The Texas House Select Committee on Economic Competitiveness, in an interim report, says one way that the state can continue its economic success is for Gov. Abbott and Lt. Gov. Patrick to declare that the so-called 'bathroom bill,' and other proposed restrictions on LGBT Texans, will not be reintroduced in future sessions, News Radio 1200 WOAI reports.
"Because even discussing it was causing problems with cancellations of tourism and conventions," State Rep. Rene Oliveira (D-Brownsville), who is a member of the committe, told News Radio 1200 WOAI.
"Although this legislation was routed by its proponents as necessary for protecting the 'private and safety of women and children,' law enforcement testified that there are already laws on the books to protect women and children from any crime that could possibly occur in any restroom," the Committee wrote. "Moreover, the legislation only applied to government buildings. If passed, would that have meant that women and chldren were not safe using non-government restrooms and why would that be acceptable?"
The legislation, which was a key priority of movement conservatives, especially in the State Senate, would have limited the use of restrooms, locker rooms, and other facilites in government buildings to the gender on the person's birth certificate.

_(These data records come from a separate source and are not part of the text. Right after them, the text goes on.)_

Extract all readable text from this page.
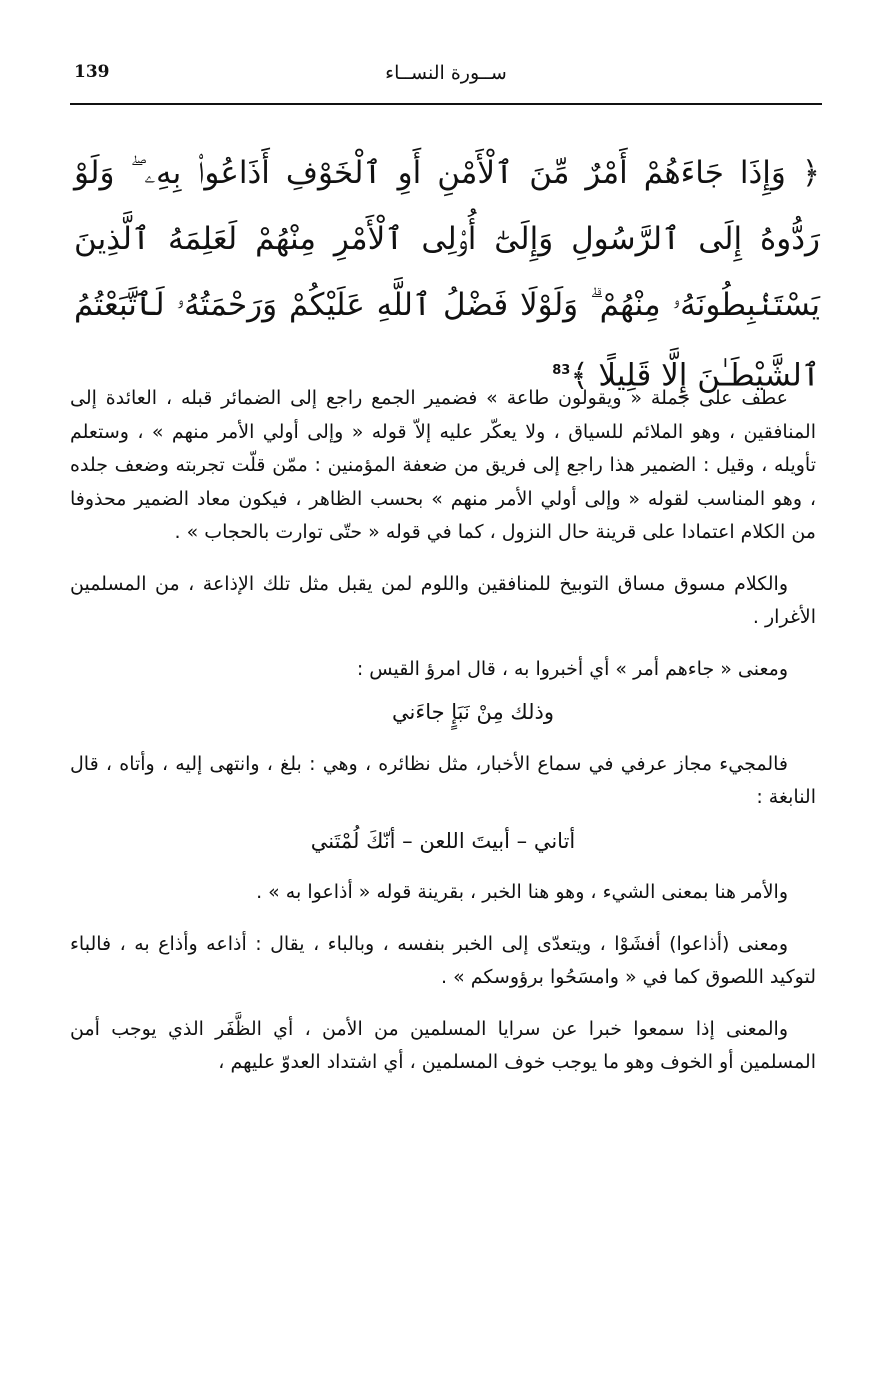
139	ســورة النســاء
﴿ وَإِذَا جَاءَهُمْ أَمْرٌ مِّنَ ٱلْأَمْنِ أَوِ ٱلْخَوْفِ أَذَاعُوا۟ بِهِۦ ۖ وَلَوْ رَدُّوهُ إِلَى ٱلرَّسُولِ وَإِلَىٰٓ أُو۟لِى ٱلْأَمْرِ مِنْهُمْ لَعَلِمَهُ ٱلَّذِينَ يَسْتَنۢبِطُونَهُۥ مِنْهُمْ ۗ وَلَوْلَا فَضْلُ ٱللَّهِ عَلَيْكُمْ وَرَحْمَتُهُۥ لَٱتَّبَعْتُمُ ٱلشَّيْطَـٰنَ إِلَّا قَلِيلًا ﴾$^{83}$

عطف على جملة « ويقولون طاعة » فضمير الجمع راجع إلى الضمائر قبله ، العائدة إلى المنافقين ، وهو الملائم للسياق ، ولا يعكّر عليه إلاّ قوله « وإلى أولي الأمر منهم » ، وستعلم تأويله ، وقيل : الضمير هذا راجع إلى فريق من ضعفة المؤمنين : ممّن قلّت تجربته وضعف جلده ، وهو المناسب لقوله « وإلى أولي الأمر منهم » بحسب الظاهر ، فيكون معاد الضمير محذوفا من الكلام اعتمادا على قرينة حال النزول ، كما في قوله « حتّى توارت بالحجاب » .

والكلام مسوق مساق التوبيخ للمنافقين واللوم لمن يقبل مثل تلك الإذاعة ، من المسلمين الأغرار .

ومعنى « جاءهم أمر » أي أخبروا به ، قال امرؤ القيس :

وذلك مِنْ نَبَإٍ جاءَني

فالمجيء مجاز عرفي في سماع الأخبار، مثل نظائره ، وهي : بلغ ، وانتهى إليه ، وأتاه ، قال النابغة :

أتاني – أبيتَ اللعن – أنّكَ لُمْتَني

والأمر هنا بمعنى الشيء ، وهو هنا الخبر ، بقرينة قوله « أذاعوا به » .

ومعنى (أذاعوا) أفشَوْا ، ويتعدّى إلى الخبر بنفسه ، وبالباء ، يقال : أذاعه وأذاع به ، فالباء لتوكيد اللصوق كما في « وامسَحُوا برؤوسكم » .

والمعنى إذا سمعوا خبرا عن سرايا المسلمين من الأمن ، أي الظَّفَر الذي يوجب أمن المسلمين أو الخوف وهو ما يوجب خوف المسلمين ، أي اشتداد العدوّ عليهم ،
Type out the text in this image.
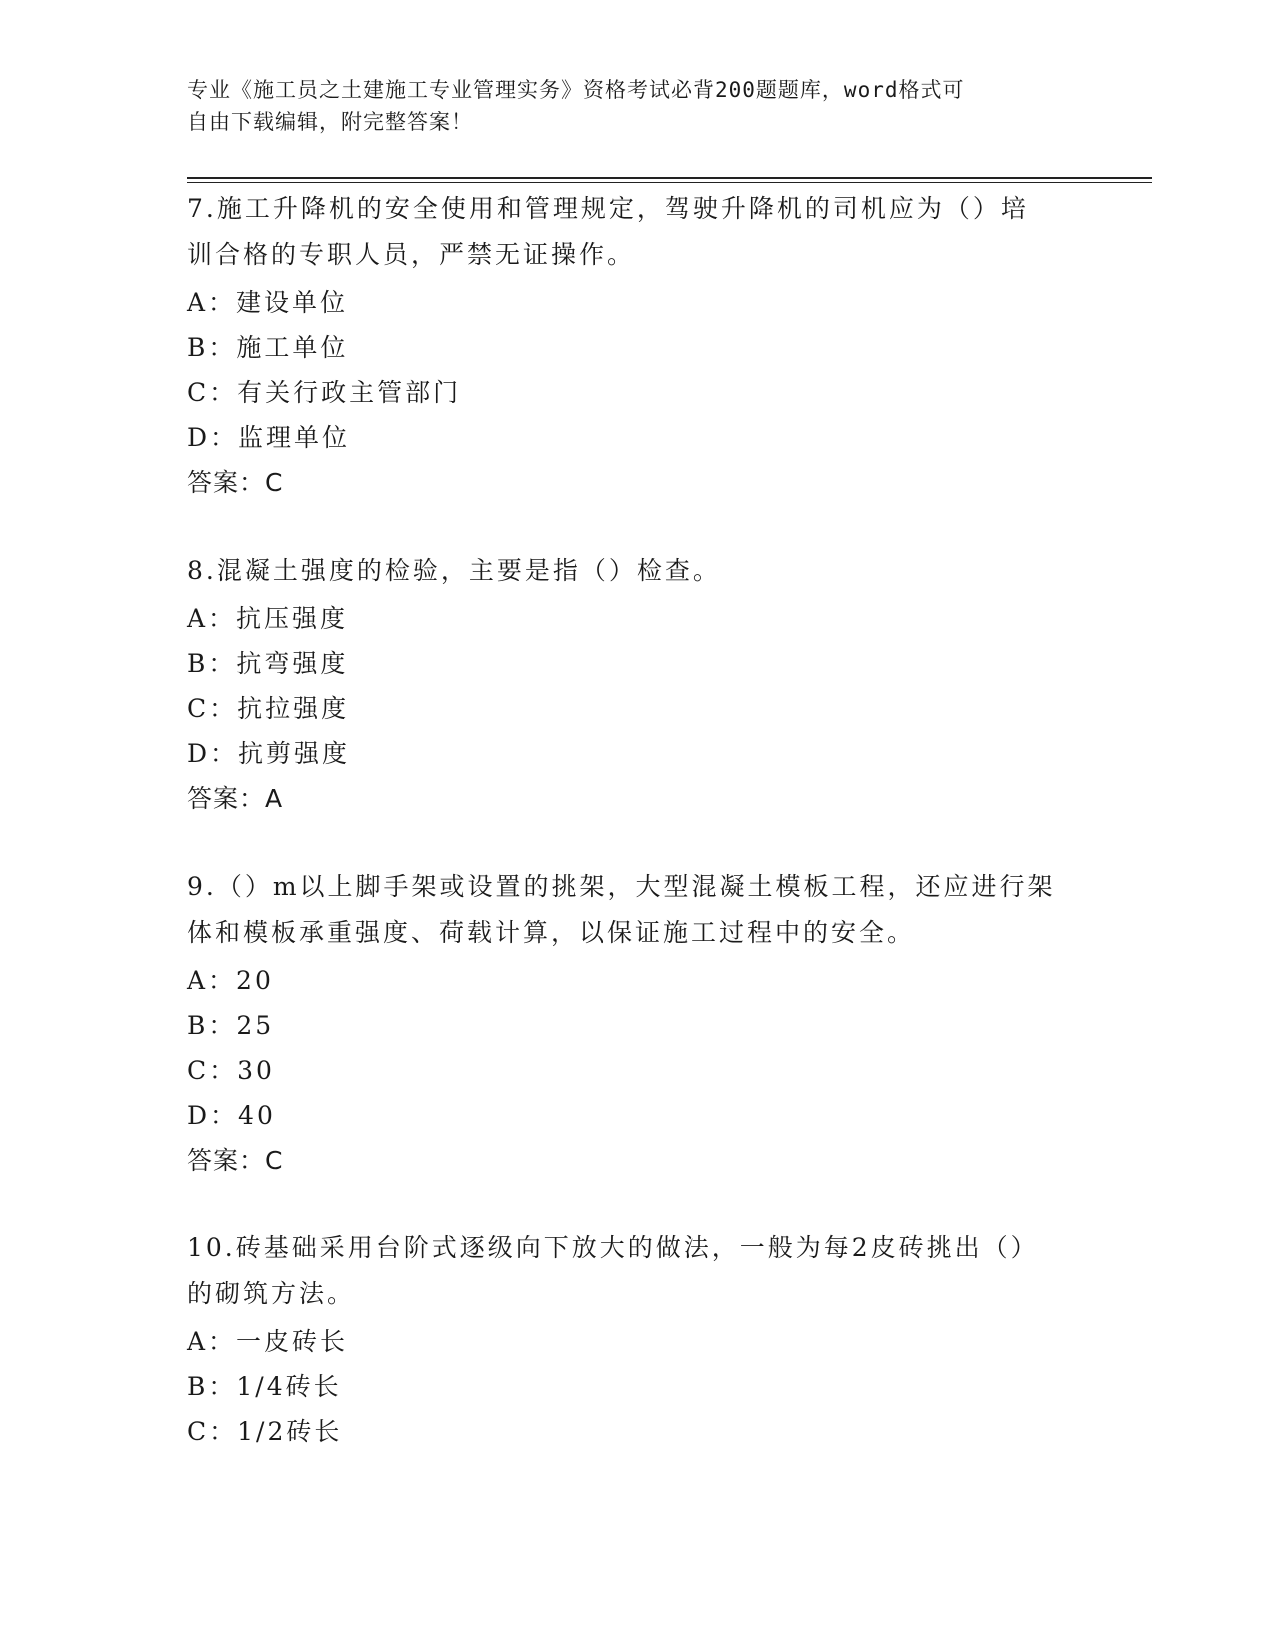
专业《施工员之土建施工专业管理实务》资格考试必背200题题库，word格式可
自由下载编辑，附完整答案！
7.施工升降机的安全使用和管理规定，驾驶升降机的司机应为（）培
训合格的专职人员，严禁无证操作。
A：建设单位
B：施工单位
C：有关行政主管部门
D：监理单位
答案：C
8.混凝土强度的检验，主要是指（）检查。
A：抗压强度
B：抗弯强度
C：抗拉强度
D：抗剪强度
答案：A
9.（）m以上脚手架或设置的挑架，大型混凝土模板工程，还应进行架
体和模板承重强度、荷载计算，以保证施工过程中的安全。
A：20
B：25
C：30
D：40
答案：C
10.砖基础采用台阶式逐级向下放大的做法，一般为每2皮砖挑出（）
的砌筑方法。
A：一皮砖长
B：1/4砖长
C：1/2砖长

The law failed in both the Regular and Special Sessions, largely because Speaker Joe Straus, who is not seeking another term, managed to bottle it up in Committee in the House.
In fact, the chairman of the committee where Straus sent the 'Bathroom Bill' to die, Byron Cook, was the chair of the Committee that released this report.'
There has been speculation that even discussion of the Bathroom Bill caused some companies, especially tech firms which rely on Millennial workers for whom issues like this are very important, not to consider Texas for expansion, afraid that they would not be able to attract workers, which is always a key concern in the tech industry.
Oliveira says its time to stop talking about bathrooms, and get focused on what really needs to be done to keep the economy strong, like improving public education.
"Technology is going to exceed all of the technology that we have seen in the last fifty years, like robotics," he said. "We are not preparing our children."
The report cites, for example, that only 20.9% of Texans eighth graders have earned a degree or certificate from a university within six years of graduation from high school, and that never is substantially lower, 14.7%, among the state's fast growing Hispanic population.
"From 2005 to 2015, the number of technical jobs increased by 45&, while technical degrees awarded only increased by 15%," the Committee said.
The Committee also called for improvements in infrastructure, saying commuters spend 52 hours a year, or more than a full working week, stuck in traffic, which is making the state less attractive to employers.
It also suggested a new program of water resource conservation, improving digital connectivity, especially in rural parts of the state, and improving the state's electricity grid and hardening it against disasters like Hurricane Harvey.
The Committee also expressed concern about rising housing prices in San Antonio and Austin, a lack of mental illness programs, reporting that Texas has some of the highest rates of depression in the workplace, which is a major cause of higher health care costs and lost productivity.